Carlson surveys it with a steely eye. He looks like an outcrop of the
cliff he stands upon, gazing across the panorama, and there, another
day's ride away, he spies the smug little burg of Hardwood.
He looks around. Buzzards squabble over the carcass of a dead guinea
pig.
Only he could feel at home here- it's the stuff that he is made
of.
"This might be a good place to invest my super annuation," he thinks
to himself, "provided the banks don't jack up the dawg-gone interest
rates, consarn it."
A spectacular wad of black spit balls in the dust near his feet like a
full stop. If enforcing the law weren't second nature to him, he'd burn
down that little match-stick town on the horizon himself- uppity John
Citizens with their fancy cee-ment ponds and their wives without
rickets.
But no. As a deputy, Carlson's unyielding as his surroundings. It's
just? sometimes? a man needs to belong. Somewhere deep inside of him,
every tear he's never wept has crystallised into a hard rock. It'd take
a mighty hammer to break it.
He mounts his horse, grinding his spurs into its side.
"Ya! Ya!" he drives it forward, racing against nightfall. There will
be no sleep tonight. He will reach Hardwood by sunrise.
"I can't believe they got Carlson coming for you!" Joe Bales' eyes
shine with excitement. "Watcha gonna do Jack? Watcha gonna do?"
Joe Bales is fat and sweaty. He does what he's told, as long as Jack
Toomey is doing the telling. Jack looks at him, annoyed, and lays his
winning Royal Flush down on the table.
"Mister Bales. The law in Hardwood is something I bought a long time
ago," he states matter-of- factly. "Possession is nine- tenths of the
law, and if that is the case, then I technically own nine- tenths of
it."
Jack explodes with a villainous laugh despite the fact that he's
scared. Joe Bales and his twin brother, Jim, look at him blankly.
Jack needs to elaborate:
"Nine-tenths! Because? I possess everything else? financially I own
everything.

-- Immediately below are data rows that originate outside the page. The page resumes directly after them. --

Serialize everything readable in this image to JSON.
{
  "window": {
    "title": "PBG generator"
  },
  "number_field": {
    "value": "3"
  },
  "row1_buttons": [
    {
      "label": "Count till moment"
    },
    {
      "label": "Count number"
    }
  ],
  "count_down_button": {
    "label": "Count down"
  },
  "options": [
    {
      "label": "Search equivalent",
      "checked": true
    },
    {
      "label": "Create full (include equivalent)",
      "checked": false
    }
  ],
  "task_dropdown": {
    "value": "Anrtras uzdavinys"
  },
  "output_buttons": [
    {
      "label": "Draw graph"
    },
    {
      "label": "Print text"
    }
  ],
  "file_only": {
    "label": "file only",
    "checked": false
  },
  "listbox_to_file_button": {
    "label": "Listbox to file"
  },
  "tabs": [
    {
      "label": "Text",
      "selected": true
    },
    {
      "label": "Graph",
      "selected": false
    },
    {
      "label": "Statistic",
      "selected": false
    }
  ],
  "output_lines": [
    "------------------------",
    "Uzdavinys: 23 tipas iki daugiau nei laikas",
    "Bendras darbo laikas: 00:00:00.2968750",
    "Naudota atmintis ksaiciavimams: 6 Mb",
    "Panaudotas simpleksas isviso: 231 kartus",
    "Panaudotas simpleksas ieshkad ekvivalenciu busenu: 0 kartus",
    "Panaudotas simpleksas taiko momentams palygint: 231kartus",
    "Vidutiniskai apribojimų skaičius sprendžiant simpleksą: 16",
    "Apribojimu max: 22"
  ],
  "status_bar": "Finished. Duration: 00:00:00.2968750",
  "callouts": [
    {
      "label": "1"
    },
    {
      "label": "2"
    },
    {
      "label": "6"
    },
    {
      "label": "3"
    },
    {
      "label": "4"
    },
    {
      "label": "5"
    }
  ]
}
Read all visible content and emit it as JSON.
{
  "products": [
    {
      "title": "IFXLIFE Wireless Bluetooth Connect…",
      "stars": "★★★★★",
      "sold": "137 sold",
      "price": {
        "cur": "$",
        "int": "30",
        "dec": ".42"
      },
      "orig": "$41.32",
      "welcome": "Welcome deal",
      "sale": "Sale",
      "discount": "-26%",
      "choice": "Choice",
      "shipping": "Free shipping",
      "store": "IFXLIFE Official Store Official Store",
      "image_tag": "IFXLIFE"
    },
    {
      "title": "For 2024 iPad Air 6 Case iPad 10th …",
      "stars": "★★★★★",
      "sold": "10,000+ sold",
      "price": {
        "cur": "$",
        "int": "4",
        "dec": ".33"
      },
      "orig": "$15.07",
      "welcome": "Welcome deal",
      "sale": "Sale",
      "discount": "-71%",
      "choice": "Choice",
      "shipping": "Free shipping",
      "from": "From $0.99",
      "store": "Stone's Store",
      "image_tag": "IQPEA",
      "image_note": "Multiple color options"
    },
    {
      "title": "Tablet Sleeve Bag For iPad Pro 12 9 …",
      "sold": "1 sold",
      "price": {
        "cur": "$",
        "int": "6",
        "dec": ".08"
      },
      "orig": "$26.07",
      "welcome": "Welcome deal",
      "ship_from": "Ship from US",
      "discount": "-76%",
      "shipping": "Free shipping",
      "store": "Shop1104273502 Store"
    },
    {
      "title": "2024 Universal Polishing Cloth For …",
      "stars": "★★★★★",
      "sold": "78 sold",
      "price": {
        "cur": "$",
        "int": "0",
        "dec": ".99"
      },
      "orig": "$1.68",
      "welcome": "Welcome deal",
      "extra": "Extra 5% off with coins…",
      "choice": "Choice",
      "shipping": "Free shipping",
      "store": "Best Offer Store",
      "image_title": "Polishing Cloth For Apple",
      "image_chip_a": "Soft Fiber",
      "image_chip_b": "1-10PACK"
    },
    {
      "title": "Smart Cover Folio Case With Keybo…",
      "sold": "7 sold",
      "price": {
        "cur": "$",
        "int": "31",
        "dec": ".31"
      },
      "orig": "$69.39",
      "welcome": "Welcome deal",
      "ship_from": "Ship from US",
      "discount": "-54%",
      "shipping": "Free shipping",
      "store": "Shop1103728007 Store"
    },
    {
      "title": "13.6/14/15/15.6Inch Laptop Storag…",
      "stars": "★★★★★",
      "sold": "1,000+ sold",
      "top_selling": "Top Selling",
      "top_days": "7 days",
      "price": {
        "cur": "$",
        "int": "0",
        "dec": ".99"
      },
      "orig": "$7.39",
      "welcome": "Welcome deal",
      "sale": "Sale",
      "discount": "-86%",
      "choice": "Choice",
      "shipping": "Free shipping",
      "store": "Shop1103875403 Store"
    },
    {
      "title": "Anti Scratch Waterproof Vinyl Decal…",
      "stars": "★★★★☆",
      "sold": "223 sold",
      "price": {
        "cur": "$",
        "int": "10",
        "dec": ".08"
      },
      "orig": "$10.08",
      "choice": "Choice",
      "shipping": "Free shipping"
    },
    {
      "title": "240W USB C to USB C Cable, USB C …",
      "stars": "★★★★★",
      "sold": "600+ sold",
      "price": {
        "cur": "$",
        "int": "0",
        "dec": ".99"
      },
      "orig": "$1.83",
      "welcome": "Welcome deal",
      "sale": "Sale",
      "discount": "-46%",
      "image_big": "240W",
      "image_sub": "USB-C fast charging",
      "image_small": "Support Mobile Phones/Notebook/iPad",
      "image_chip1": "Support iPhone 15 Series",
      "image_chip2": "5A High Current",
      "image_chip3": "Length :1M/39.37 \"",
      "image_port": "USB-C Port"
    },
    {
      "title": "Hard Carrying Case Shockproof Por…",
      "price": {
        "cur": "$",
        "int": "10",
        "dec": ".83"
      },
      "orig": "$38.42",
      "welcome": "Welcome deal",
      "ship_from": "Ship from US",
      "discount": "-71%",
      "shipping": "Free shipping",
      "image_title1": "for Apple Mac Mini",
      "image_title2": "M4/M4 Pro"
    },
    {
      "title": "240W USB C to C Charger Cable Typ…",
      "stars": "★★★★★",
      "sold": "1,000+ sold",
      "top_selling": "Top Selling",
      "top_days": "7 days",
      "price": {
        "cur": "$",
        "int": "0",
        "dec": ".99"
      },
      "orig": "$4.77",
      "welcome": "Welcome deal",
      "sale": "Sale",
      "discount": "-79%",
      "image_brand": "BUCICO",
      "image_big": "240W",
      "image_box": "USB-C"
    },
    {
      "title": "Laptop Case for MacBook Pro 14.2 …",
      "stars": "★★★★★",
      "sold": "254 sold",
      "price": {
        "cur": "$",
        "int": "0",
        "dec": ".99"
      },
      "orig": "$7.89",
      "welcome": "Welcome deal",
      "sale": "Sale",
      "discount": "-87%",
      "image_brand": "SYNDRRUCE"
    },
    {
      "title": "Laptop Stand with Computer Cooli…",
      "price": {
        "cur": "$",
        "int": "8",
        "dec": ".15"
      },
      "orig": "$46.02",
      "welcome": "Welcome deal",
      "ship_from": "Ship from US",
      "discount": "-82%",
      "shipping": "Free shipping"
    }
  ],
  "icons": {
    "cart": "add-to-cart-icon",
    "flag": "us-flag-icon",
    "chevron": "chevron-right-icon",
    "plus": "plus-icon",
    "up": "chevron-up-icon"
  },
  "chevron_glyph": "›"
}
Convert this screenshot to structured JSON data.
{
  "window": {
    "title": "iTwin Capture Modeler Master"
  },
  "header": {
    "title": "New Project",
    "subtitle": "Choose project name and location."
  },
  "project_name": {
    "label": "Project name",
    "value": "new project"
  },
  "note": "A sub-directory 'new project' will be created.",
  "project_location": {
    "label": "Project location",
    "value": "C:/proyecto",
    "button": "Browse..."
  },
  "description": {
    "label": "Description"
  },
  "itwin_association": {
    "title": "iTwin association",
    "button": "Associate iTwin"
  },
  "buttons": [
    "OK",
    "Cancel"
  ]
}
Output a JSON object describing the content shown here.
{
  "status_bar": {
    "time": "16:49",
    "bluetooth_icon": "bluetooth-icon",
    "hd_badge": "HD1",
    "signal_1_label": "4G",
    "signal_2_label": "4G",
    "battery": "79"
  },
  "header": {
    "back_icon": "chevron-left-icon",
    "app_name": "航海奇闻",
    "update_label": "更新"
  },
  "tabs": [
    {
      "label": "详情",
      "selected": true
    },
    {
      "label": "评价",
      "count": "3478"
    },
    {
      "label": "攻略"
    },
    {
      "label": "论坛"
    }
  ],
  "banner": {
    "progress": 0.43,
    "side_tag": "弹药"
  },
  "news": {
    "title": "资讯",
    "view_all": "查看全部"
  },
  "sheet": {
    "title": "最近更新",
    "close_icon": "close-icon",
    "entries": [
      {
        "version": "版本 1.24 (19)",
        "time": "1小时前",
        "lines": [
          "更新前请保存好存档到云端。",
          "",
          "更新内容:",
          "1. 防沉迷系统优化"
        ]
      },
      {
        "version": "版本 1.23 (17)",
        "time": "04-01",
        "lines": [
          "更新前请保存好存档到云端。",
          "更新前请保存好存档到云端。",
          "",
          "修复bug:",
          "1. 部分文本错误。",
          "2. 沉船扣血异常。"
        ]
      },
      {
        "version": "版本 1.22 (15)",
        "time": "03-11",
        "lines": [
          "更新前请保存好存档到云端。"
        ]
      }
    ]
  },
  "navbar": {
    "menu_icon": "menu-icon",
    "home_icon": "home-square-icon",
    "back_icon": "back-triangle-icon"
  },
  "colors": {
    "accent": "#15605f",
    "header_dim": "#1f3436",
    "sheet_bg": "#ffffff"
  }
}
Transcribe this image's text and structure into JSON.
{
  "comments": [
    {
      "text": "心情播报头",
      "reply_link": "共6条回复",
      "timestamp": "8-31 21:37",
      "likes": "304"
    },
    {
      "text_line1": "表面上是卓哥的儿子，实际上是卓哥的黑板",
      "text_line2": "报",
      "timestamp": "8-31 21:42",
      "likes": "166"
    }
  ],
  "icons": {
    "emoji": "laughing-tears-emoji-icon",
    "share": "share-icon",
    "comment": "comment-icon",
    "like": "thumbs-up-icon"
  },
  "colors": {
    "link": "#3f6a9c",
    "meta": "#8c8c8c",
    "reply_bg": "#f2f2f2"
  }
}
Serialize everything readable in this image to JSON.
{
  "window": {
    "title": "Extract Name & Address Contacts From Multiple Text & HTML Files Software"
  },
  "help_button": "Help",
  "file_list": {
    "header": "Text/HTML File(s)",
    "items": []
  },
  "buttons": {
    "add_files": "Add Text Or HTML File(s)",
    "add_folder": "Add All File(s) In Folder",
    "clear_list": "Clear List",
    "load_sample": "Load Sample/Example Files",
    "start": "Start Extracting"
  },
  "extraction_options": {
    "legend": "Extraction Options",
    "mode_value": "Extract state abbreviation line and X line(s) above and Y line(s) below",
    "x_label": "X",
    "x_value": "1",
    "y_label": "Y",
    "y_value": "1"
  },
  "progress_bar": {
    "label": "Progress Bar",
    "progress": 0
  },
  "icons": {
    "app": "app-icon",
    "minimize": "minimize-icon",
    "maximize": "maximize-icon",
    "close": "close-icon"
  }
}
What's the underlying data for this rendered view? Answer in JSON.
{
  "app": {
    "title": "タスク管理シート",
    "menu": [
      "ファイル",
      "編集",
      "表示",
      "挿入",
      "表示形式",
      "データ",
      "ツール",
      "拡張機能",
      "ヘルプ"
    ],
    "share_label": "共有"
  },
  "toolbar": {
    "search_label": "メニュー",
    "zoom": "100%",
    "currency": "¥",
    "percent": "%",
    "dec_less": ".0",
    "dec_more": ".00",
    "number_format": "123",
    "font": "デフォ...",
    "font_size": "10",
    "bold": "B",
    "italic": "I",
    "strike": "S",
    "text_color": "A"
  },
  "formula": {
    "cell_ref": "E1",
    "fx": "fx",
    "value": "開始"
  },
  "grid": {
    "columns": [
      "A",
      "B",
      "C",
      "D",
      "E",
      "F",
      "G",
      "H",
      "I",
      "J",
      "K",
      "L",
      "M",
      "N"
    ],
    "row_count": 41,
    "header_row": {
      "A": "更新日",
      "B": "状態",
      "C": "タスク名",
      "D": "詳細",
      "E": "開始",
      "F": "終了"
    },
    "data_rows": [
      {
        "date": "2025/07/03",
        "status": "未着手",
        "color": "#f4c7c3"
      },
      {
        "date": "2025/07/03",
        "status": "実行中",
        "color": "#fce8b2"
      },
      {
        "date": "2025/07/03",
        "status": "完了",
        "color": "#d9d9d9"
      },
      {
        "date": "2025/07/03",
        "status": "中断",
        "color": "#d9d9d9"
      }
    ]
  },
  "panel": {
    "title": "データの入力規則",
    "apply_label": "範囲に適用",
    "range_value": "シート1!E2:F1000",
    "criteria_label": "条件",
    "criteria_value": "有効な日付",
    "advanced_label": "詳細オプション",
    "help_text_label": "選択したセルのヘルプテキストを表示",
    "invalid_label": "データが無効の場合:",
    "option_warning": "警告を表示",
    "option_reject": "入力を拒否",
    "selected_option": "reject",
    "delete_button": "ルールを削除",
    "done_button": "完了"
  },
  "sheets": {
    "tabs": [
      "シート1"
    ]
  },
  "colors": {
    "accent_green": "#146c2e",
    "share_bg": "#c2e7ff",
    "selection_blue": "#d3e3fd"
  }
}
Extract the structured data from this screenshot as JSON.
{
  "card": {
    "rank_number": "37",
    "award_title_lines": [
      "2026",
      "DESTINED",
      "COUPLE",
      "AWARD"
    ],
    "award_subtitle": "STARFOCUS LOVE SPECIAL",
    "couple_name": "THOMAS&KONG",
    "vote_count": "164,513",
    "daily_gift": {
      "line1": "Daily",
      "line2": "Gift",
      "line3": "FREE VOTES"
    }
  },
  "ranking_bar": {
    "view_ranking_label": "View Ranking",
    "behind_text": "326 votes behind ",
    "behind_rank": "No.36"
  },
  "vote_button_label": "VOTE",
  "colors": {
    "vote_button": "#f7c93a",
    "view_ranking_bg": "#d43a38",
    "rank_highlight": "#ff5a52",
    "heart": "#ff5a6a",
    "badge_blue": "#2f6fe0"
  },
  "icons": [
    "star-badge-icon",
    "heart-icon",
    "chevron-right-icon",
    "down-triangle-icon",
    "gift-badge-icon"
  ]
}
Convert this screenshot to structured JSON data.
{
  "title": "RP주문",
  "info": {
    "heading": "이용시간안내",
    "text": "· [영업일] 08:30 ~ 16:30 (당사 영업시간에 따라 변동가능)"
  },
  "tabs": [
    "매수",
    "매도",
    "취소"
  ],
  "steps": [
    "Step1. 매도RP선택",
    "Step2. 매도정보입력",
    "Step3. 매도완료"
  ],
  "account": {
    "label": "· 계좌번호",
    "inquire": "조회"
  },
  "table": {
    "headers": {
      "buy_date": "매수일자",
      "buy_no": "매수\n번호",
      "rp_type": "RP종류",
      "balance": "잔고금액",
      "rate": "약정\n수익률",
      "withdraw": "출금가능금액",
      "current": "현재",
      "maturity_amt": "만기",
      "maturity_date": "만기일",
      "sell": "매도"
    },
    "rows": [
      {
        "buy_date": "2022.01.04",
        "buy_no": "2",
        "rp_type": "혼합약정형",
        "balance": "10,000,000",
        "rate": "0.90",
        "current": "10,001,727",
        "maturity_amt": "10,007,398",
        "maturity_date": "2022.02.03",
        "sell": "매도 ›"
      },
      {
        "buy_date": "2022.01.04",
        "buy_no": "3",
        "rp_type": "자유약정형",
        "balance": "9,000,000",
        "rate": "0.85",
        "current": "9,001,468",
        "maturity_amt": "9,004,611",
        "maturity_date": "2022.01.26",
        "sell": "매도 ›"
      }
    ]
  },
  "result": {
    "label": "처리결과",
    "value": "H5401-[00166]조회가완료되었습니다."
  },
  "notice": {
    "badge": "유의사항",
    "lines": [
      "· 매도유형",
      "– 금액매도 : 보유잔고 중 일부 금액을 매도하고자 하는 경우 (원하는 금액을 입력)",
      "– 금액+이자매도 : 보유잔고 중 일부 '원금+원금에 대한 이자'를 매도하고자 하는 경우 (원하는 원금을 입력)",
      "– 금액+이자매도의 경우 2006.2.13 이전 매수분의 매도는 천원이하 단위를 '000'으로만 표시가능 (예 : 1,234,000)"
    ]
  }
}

It's a witticism?"
The twins are still confused and they look it. Jack is frustrated. He
slaps them around the head and starts ranting:
"Carlson's a dead man! If he comes near me, I'll plant him in the
ground!"
The Bales both cower beneath Jack Toomey's slapping hand. But he stops
when they finally laugh at his joke.
Deputy Carlson rides into Hardwood just as the last star is fading
from the sky. An ancient Indian once told him that stars, like the sun,
are large balls of gas and that the light from some of them take
millions of years to reach the earth.
Drunk old Apache with their superstitions. They'd just float away like
balloons if they was made of gas. Stupid.
He rides into Main Street, a dark, weathered figure whose gaze looks
right through to the other side of town. Mothers clutch their children
to their bosom as he rides by.
There is only one that dare approach him. And it's because he doesn't
know the fearful reputation that precedes Deputy Carlson. He also
doesn't know that stars are balls of gas. He is stooped and he lurches
with the gait of a drunken child. He stretches his mouth and
dribbles.
Skanky Blanchette reaches out to Deputy Carlson. People freeze and
watch the scene with morbid fascination. The idiot may as well be
offering his arm to a mad Grizzly. His hand blindly flaps onto the
protruding butt of the Deputy's beloved 'Pig Hammer".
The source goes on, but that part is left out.